In conclusion, a CIT provides the highest level of asset protection, privacy, flexibility, perpetual existence and many tax benefits and is unaffected by matrimonial property or succession laws or forced heirship claims.
In 2012 and specifically in March 2012, the International Trusts Law of 1992, L.69(I)/1992 (the “Old Law”) has been extensively amended through the enactment of the International Trusts (Amending) Law of 2012, L.20(I)/2012 (the “Amending Law”), modernizing and updating the existing legal framework in order to reaffirm the position of Cyprus as a significant trust jurisdiction. On September 2013, the House of Representatives enacted the International Trusts (Amending) Law of 2013, L.98(I)/2013 (the “2013 Amending Law” and together with the Old Law and the Amending Law, the “Law”).
- The Law provides that in order for a trust to be considered a CIT and thus come under the ambit of the Law, it is necessary that the settlor and beneficiaries are not residents of Cyprus in the year preceding the creation of the trust and that at least one of the trustees is a resident of Cyprus, without making it prohibitory for such settlor and beneficiaries to subsequently take up residence in Cyprus. The term resident of Cyprus is determined in accordance with the Income Tax Laws of the Republic of Cyprus.
- Section 3 of the Law provides that no trust shall be void unless, and to the extent that it is proven in Court by a creditor, that, at the time of the transfer of assets to the trust, this transfer was conducted with the intent to defraud. The burden of proof consequently lies
with the creditor and no such action may be brought against the trustee after 2 years from the date of the transfer of the property under the trust.

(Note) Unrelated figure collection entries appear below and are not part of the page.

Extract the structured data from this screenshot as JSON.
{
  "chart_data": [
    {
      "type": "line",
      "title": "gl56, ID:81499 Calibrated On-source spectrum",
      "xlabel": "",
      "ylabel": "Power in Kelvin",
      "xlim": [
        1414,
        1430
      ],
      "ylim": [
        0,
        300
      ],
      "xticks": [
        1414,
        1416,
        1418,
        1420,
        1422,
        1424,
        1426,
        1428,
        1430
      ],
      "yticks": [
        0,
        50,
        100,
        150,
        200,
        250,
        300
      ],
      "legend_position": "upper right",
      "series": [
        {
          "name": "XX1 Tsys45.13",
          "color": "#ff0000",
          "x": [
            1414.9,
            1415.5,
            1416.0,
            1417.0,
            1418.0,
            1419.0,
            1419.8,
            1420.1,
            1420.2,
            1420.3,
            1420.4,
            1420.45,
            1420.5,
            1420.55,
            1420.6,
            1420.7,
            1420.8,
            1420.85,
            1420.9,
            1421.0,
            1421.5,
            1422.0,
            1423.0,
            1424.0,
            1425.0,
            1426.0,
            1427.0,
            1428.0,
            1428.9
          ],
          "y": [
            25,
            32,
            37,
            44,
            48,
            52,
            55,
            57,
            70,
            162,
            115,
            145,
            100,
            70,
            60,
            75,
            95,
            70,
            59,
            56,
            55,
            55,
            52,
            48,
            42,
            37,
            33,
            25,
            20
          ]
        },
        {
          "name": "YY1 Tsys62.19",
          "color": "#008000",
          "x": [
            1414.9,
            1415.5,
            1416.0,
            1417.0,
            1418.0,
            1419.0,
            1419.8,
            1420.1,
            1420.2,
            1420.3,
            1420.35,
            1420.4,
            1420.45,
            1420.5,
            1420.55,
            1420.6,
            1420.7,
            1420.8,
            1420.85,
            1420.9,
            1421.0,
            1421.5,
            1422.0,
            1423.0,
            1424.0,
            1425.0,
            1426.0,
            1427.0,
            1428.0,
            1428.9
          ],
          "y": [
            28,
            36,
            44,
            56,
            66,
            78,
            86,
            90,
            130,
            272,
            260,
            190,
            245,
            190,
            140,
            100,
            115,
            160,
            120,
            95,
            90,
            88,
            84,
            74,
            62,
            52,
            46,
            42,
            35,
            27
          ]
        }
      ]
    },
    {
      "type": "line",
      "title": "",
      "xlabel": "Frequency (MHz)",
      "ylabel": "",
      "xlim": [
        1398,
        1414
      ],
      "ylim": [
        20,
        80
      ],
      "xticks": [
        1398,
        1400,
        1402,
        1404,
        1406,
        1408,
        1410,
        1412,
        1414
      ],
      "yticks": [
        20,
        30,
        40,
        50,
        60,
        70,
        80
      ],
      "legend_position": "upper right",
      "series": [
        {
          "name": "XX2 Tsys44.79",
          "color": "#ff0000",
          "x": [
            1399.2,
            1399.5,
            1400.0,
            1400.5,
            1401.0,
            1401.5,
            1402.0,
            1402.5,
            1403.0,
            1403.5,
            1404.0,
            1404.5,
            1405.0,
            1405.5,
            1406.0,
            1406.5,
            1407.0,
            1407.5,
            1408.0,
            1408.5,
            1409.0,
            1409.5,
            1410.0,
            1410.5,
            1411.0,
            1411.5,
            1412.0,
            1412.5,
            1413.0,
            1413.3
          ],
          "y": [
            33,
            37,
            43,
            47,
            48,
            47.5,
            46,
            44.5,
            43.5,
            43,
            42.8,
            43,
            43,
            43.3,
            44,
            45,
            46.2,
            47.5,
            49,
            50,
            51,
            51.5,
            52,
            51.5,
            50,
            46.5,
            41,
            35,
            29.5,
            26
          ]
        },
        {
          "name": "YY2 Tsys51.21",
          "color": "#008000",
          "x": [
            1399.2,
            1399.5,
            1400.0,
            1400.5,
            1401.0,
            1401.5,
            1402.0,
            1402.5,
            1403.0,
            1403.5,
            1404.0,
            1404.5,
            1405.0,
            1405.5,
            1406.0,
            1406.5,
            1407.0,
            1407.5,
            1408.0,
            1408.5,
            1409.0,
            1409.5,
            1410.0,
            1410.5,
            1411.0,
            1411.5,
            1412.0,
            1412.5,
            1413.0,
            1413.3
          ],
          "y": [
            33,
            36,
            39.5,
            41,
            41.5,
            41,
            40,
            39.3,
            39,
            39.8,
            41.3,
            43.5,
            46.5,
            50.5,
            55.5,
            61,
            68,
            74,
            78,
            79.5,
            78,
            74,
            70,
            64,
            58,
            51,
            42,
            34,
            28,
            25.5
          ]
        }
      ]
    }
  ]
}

- Section 5 of the Law provides that there is no limit on the period for which a trust may continue to be valid and enforceable, and that no rule against perpetuities or remoteness of vesting or any analogous rule will apply. Conversely, section 4 of the Law provides that if no provision is expressly included in the trust instrument, pertaining to a CIT, to the effect that the CIT is revocable, it is considered irrevocable. According to section 6, income may accumulate for any period with the period of the trust.
- Section 9 of the Law allows for the change of the governing law of the relevant trust to and from the law of the Republic of Cyprus, if such change is authorised by the terms of the trust itself, which provides flexibility for the clients to change the governing law to and from Cyprus law, depending on which jurisdiction is most advantageous for the client’s circumstances at any given time.
- The trustee, protector, enforcer or any other person are prohibited from disclosing any information about the trust, except where required under anti-money laundering legislation, which the aforesaid persons have an obligation to be in compliance with, or where a court order to this effect is issued by a competent Court.
- The instrument creating a CIT is subject to a flat stamp duty of €430.